La part de la monte naturelle et la connaissance des filiations paternelles sont très variables dans les programmes de sélection ovin viande français. Ces deux facteurs affectent potentiellement l’intérêt de la sélection génomique pour ces schémas. A l’aide de simulations, les progrès génétiques ont été évalués pour des stratégies de sélection génomique et classique de programmes basés exclusivement sur la monte naturelle et caractérisés par des degrés de connaissance variable des filiations paternelles.
Trois stratégies d’utilisation de l’information génomique ont été comparées à une stratégie de sélection classique :
La modélisation de l’organisation de la sélection s’est inspirée du fonctionnement de la plupart des races ovin viande françaises :
Pour la stratégie classique, cinq populations ont été simulées variant selon le taux de filiations paternelles connues (0, 25, 50, 75 ou 100%).
Pour la stratégie « assignation », l’ensemble des accouplements sont réalisés sans paternité et les pères des agneaux candidats, issus des meilleures mères (Mères à béliers) étaient assignés. Pour les agnelles, nous avons testé différentes proportions de taux d’assignation paternelle (25, 50, 75 ou 100%). Pour cette stratégie, les étapes de sélection sont réalisées sur la base d’index classique.
Pour les stratégies de sélection génomique, les étapes de sélection sont réalisées sur la base d’index génomique estimés par la méthode du single-stepGBLUP : les jeunes males sont génotypés dans leur première année et les meilleurs sur index génomique sont sélectionnés pour renouveler les béliers réformés.
Dans la stratégie « population de référence mâles », tous les béliers luttant dans les élevages (pères des candidats) étaient génotypés.
Dans la stratégie « population de référence mâles + femelles », une proportion des agnelles (après tri) étaient annuellement génotypées (25, 50 ou 100%) en plus des mâles.
L’utilisation de l’assignation de paternité permet un gain supérieur à la stratégie classique pour la même proportion de filiations paternelles connues hormis à 100% pour laquelle les stratégies sont équivalentes. Ce gain supérieur est dû à la connaissance exhaustive des paternités des agneaux issus des meilleurs mères car l’assignation permet de cibler a posteriori les agneaux dont on souhaite la paternité.

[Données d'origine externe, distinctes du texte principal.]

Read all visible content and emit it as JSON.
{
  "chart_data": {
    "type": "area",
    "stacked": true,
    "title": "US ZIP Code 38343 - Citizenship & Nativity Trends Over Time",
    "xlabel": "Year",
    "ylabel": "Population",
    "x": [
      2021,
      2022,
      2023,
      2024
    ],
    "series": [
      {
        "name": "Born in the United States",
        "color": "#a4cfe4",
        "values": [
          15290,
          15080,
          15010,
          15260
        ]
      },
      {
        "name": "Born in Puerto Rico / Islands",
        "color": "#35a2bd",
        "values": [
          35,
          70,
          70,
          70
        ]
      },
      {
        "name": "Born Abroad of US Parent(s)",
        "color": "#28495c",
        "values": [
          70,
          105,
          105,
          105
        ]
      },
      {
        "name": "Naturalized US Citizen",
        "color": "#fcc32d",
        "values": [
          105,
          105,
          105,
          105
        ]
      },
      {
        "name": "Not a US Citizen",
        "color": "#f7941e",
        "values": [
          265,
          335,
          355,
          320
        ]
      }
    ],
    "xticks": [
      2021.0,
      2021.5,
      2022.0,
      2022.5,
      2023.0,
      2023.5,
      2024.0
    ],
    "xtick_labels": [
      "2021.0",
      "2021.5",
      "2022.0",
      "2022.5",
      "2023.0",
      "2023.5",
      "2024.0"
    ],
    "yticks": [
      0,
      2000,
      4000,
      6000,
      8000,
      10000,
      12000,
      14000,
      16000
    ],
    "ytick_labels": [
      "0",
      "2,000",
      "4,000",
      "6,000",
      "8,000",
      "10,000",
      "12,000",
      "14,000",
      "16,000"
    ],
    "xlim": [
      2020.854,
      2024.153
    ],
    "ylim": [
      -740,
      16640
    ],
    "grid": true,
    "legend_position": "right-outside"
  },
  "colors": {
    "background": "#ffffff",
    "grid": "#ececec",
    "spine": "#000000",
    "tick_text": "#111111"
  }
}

La stratégie de sélection génomique basée sur une population de référence « mâles » a donné un gain plus élevé que la sélection classique quelle que soit la quantité de filiations paternelles connues. Bien que les filiations paternelles inconnues réduisent les gains génétiques, elles ne semblent pas constituer un obstacle à la mise en place de la sélection génomique.
Le génotypage de femelles a permis un gain nettement supérieur par rapport à la stratégie basée sur le seul génotypage des mâles. Pour la taille de population simulée, le gain obtenu pour 25% de femelles génotypées n’est pas amélioré par une proportion croissante de ces génotypages.
Gain génétique pour différentes stratégies de sélection selon le taux de filiations paternelles connues et le taux de femelles génotypées
Stratégie | Taux de femelles génotypées (%) | Taux de filiations paternelles connues (%) | Progrès génétique (%) 1 |
---|---|---|---|
Classique | 0 | 0 | 100 |
25 | 102 | ||
50 | 106 | ||
75 | 121 | ||
100 | 142 | ||
Assignation | 25 | 25 | 113 |
50 | 50 | 122 | |
75 | 75 | 131 | |
100 | 100 | 141 | |
population de référence = mâles | 0 | 0 | 110 |
25 | 130 | ||
50 | 142 | ||
75 | 149 | ||
100 | 163 | ||
population de référence = mâles + femelles | 25 | 25 | 193 |
50 | 50 | 194 | |
75 | 75 | 187 | |
100 | 100 | 198 |
1 (100%=0.081 écart-type génétique)
Ces résultats indiquent que les stratégies de sélection génomique pourraient générer des gains génétiques supérieurs pour les schémas avec des filiations paternelles incomplètes et basés exclusivement sur la monte naturelle. Cependant, les coûts de génotypage doivent être pris en compte et une comparaison équitable nécessiterait d'évaluer les différentes stratégies à un coût similaire ou de prendre en compte les coûts et les revenus associés à chaque stratégie. Le passage à la sélection génomique ne modifierait pas la gestion des mâles. La rentabilité de la sélection génomique dépendrait donc de l'équilibre entre les coûts de génotypages et les gains génétiques supplémentaires et donc de la capacité individuelle et collective des sélectionneurs à valoriser économiquement ces gains génétiques supplémentaires.